54、リリーナ・オッサカー
侯爵夫妻はとっても人の好さそうな温厚な方達だった。「いつも愚息が迷惑をかけて申し訳ありません」と言われてしまったわ。いえいえ。
侯爵夫妻への挨拶を終えて、お兄様とファーストダンスを踊った。ご令嬢達の視線がびしばし突き刺さってきたけれど、ハンカチ噛んで悔しがる勢いのジェンスの視線が何より鬱陶しかったのでそちらは気にならなかった。
お兄様と踊った後はもちろんジェンスと踊る。婚約者なので二曲続けて踊り、その後は会場の隅に移動して一休みした。令嬢達に囲まれていたお兄様も抜け出してきて私の隣に陣取る。
あ、お兄様に負けないぐらい囲まれてるの誰だろう?と思ってたら、フレデリカ様だわ。さすが。
「やあ、レイシール嬢」
アルベルト来たー。
「初めての夜会はどうだい?」
「緊張してますわ」
「そうかい? 堂々として見えるけれど」
そりゃ、公爵令嬢ですから隙は見せられませんって。今だって、イケメン三人が集結しているせいか、視線の圧がすごいんだから。
まあ、お兄様にもアルベルトにも婚約者がいないから、視線を集めるのは当然だろうけども。
他の攻略対象達はどうしてるのかなーと見回すと、ルイスは相変わらず青森くんことデイビットと一緒に佇んでいる。本当に仲いいなー。
ガウェインとナディアスはそれぞれ知らない女の子を連れている。婚約者はいないはずだったと思うんだけど。

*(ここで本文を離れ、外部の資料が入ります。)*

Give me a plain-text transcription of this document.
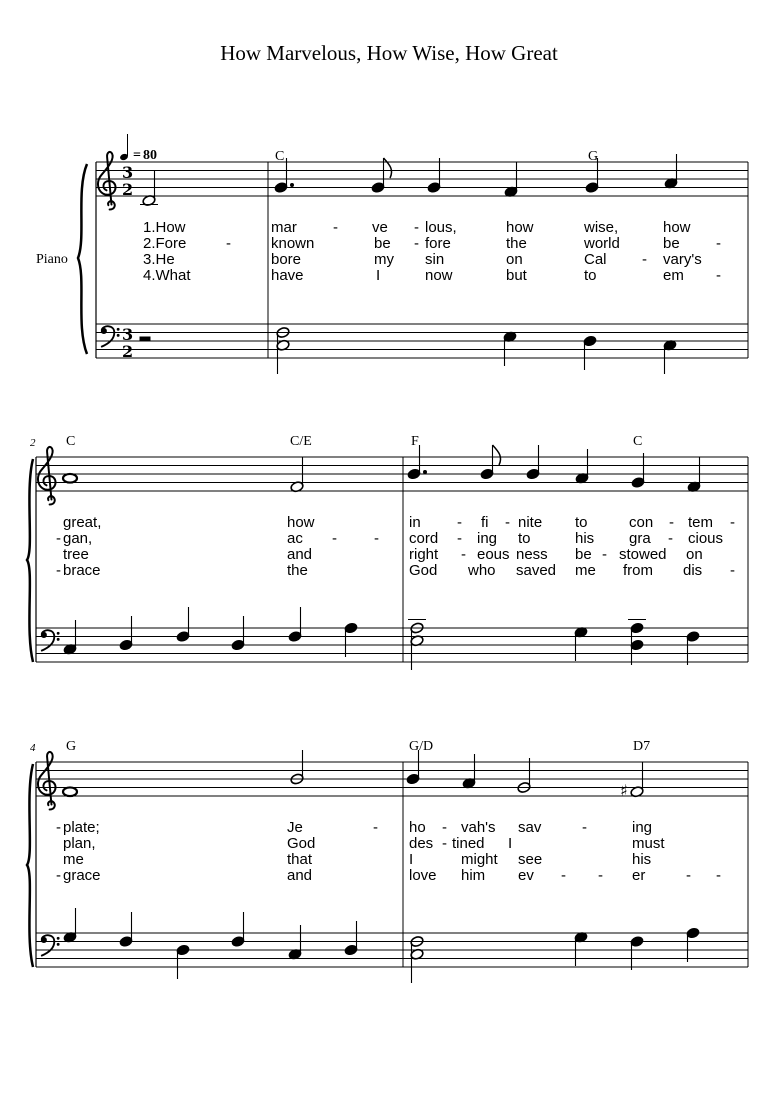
How Marvelous, How Wise, How Great
Piano
= 80
3
2
3
2
C	G
1.How	mar - ve - lous,	how	wise,	how
2.Fore	-	known	be - fore	the	world	be -
3.He	bore	my sin	on	Cal - vary's
4.What	have	I	now	but	to	em -
2 C	C/E	F	C
great,	how	in - fi - nite to	con - tem -
- gan,	ac - - cord - ing to	his gra - cious
tree	and	right - eous ness be - stowed on
- brace	the	God who saved me from dis -
4 G	G/D	D7
♯
- plate;	Je	- ho - vah's sav	-	ing
plan,	God	des - tined I	must
me	that	I	might see	his
- grace	and	love him ev - - er	- -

「ああ。ナディアスの従姉妹のフリア・ナーガサッキ嬢と、ガウェインの従兄弟のリリーナ・オッサカー嬢だよ」
私の視線を追ったアルベルトが教えてくれた。
「フリア嬢はもう学園を卒業している。婚約者が平民なので、今日はナディアスがエスコートしているようだな。リリーナ嬢は二年生だよ」
ほうほう。
確かにフリア嬢は地味な容姿だがしっとりとした落ち着きがある。リリーナ嬢はちょっと姿勢が悪くて、あんまりこういう場が得意じゃなさそうだ。
あれ? ガウェインの従兄弟でオッサカーってことは、もしやオッサカー伯爵の娘さん? うわー、レオナルドのお姉さんを身投げに追い込んだ伯爵が父親かあ。そりゃ、気の毒だ。
私は思わず同情の目でリリーナを見てしまった。すると、俯いていたリリーナが不意に顔を上げて目が合った。
リリーナは私の顔をじっと凝視したかと思うと、顔を歪めてこちらを睨みつけてきた。
う、なんだか怖い顔。不躾に見てごめんなさい。
リリーナはガウェインの腕にひっつくと、私から顔を背けて窓の方へ歩いていった。